Looks like a complete psycho.  She needs professional help.  If you've taken her to the doctor, then get all those records, all will come handy for you in case you opt for diviorce.



I want her to be back, this will be good for the child as well. However, I do not want her to make fake-promise, or return and start the same behavior as original. 

 

Such a novel Idea !

Can I file an RCR with conditions that she has to follow only our relegion in our house, independently manage the home and kitchen and live peacefully and respect others in home. 

an RCR is not a 498a where one files such a application, if not followed will be put behind bars.  Its merely a request letter asking her to return to back to base, which she may accept or may not accept.  No court has powers to make a wife come back to you and behave properly with you.


If there comes a time when men can file domestic violence case against women, till that time good luck.

I am ok, if she is following her relegion when she visits her parents. Also, she has mentioned that she wants a busy career so she can excuse herself from all household duties, how can this prevented. I wanted her to demonstrate that she can independently manage the house and kitchen and after that she can do a job of her choice.

My heartfelt opinion on your case is, 

1.  Engage the services of a maid, a cook.

2.  Dont be too bossy with a bossy girl, it will only end up in a mess.

3.  Your dreams of making or having a aadarsha patni have turned futile, so please stop trying to change her.  Women of this age and time, have different opinion about household activities etc.  Stop looking for your mom in her.

4.  You've got a kid out of a intercaste marriage [am still very doubtful that it is intercaste marriage, it should be a inter religion marriage, hindu weds muslim etc.] Intercaste of inter-religion marriage itself is a compromise in the first place.  When you have compromised in the first place, you will have to keep compromising for the rest of your life, without a sigh.


5.  Become that JEE HUZOOOR husband, and all will be well.  Ask your parents to follow your newly adapted style of JEE HUZOOR OR JEE MEMSAAB, and everything else will fall in place magically.


Appreciate your opinion in advance.

 

Good Luck.......................

adv. rajeev ( rajoo ) (practicing advocate)     28 February 2013

it is better to discuss with your and her elders, do not inovlve any third person because it is family matter.  It is advised

don't force her to follow your religion.

kushal (engineer)     28 February 2013

Thank you Adv Rajeev and other members,

Negotiations through elders have been futile, both families agree that she has to independently handle house, kitchen as well as respect elders, husband and keep family above her child. However, many times earlier she has returned on same promises just to revert back to her original self.

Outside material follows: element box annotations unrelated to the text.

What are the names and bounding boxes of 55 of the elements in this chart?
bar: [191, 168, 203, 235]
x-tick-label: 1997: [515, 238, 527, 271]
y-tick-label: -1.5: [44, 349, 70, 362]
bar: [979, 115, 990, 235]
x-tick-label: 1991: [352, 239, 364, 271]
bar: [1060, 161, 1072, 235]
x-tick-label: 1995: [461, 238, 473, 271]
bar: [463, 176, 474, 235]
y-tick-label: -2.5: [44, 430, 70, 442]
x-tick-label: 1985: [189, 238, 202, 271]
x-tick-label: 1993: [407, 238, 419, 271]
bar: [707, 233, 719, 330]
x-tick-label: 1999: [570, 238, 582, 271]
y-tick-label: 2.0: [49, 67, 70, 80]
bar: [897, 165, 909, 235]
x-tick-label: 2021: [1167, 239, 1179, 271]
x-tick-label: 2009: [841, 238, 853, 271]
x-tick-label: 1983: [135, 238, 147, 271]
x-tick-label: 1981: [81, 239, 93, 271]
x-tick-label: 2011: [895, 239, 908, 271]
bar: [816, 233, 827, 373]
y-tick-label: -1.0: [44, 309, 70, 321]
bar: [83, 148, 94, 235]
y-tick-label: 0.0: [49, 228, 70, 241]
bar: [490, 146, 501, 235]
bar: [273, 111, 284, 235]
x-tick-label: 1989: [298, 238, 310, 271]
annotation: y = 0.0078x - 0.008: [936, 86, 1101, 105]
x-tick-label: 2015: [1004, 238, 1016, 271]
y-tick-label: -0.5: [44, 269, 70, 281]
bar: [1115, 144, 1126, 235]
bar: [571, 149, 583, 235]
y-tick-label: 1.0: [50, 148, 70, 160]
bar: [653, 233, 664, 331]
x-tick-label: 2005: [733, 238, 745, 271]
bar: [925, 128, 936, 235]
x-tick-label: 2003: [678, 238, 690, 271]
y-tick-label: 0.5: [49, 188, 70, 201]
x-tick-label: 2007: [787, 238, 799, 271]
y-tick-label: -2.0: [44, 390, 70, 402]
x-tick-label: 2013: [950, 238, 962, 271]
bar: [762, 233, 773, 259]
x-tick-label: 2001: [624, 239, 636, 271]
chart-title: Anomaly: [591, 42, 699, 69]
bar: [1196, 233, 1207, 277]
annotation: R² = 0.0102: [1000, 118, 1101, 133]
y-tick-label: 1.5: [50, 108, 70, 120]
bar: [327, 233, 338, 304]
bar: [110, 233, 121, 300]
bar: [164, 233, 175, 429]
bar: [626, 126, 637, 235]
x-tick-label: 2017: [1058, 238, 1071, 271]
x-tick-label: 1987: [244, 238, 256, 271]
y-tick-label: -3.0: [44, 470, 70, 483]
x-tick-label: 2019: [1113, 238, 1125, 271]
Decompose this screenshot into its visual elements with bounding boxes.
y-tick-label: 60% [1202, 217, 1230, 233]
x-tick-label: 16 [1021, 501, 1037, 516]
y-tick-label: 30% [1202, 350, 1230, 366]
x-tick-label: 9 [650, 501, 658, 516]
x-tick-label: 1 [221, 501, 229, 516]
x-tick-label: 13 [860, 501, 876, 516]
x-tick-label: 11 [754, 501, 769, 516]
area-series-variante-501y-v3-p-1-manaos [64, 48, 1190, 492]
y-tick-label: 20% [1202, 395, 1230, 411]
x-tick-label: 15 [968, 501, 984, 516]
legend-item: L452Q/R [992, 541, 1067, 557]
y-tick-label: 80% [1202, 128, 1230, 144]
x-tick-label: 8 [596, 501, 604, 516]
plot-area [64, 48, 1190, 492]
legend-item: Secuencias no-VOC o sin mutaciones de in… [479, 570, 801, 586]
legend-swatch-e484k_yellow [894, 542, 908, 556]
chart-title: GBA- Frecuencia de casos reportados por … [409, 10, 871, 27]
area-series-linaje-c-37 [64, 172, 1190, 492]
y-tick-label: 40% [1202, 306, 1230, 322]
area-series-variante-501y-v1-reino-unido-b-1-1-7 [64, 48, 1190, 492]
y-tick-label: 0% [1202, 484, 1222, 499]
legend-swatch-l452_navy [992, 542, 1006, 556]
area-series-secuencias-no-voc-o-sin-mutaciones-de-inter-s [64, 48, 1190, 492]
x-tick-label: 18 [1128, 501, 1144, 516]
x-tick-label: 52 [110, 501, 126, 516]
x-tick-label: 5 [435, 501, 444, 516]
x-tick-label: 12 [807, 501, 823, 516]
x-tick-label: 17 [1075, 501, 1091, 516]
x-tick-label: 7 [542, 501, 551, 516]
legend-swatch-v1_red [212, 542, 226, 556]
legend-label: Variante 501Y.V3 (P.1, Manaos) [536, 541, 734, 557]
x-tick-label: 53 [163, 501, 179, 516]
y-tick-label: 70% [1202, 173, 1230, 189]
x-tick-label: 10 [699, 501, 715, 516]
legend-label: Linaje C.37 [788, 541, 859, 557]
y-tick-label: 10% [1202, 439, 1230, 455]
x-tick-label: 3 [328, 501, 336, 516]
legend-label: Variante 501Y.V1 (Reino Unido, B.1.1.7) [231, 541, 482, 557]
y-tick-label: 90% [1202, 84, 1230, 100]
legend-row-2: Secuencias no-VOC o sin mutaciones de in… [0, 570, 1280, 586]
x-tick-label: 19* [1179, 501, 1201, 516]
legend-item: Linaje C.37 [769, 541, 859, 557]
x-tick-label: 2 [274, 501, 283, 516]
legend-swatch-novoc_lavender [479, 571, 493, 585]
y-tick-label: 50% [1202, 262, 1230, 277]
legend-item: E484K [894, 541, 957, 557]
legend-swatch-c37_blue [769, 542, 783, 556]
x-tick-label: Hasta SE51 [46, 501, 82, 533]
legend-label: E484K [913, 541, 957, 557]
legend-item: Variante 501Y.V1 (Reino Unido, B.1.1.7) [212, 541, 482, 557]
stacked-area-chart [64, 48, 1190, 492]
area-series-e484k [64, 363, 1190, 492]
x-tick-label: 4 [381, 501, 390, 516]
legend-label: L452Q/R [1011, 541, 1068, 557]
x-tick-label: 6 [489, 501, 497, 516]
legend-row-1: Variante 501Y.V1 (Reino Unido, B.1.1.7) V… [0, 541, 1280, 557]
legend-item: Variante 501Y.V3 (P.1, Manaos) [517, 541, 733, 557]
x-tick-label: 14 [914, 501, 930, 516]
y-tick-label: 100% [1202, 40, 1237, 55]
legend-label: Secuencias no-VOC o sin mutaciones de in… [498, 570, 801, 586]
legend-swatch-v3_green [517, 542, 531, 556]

As mentioned above, RCR is a request sent by court. If I add the conditions (as per negotiations of both parties elders). This will have some authenticity, also going through legal channel will make her understand that this is serious and may not make fake promises.

I understand that no court can force things on anyone, but all I want is her to come back only if she is serious to follow her promises.

Let me know your thoughts on this

 

 

@Sujay: Thanks for your advice, but thats not me.

 

SRISHAILA.DHARANI (Advocate&consultant)     28 February 2013

Put reasonable conditions in the RCR petition , which is agreeable to every body in the house and live peacefully.Life itself is compromise, but not at the cost of others.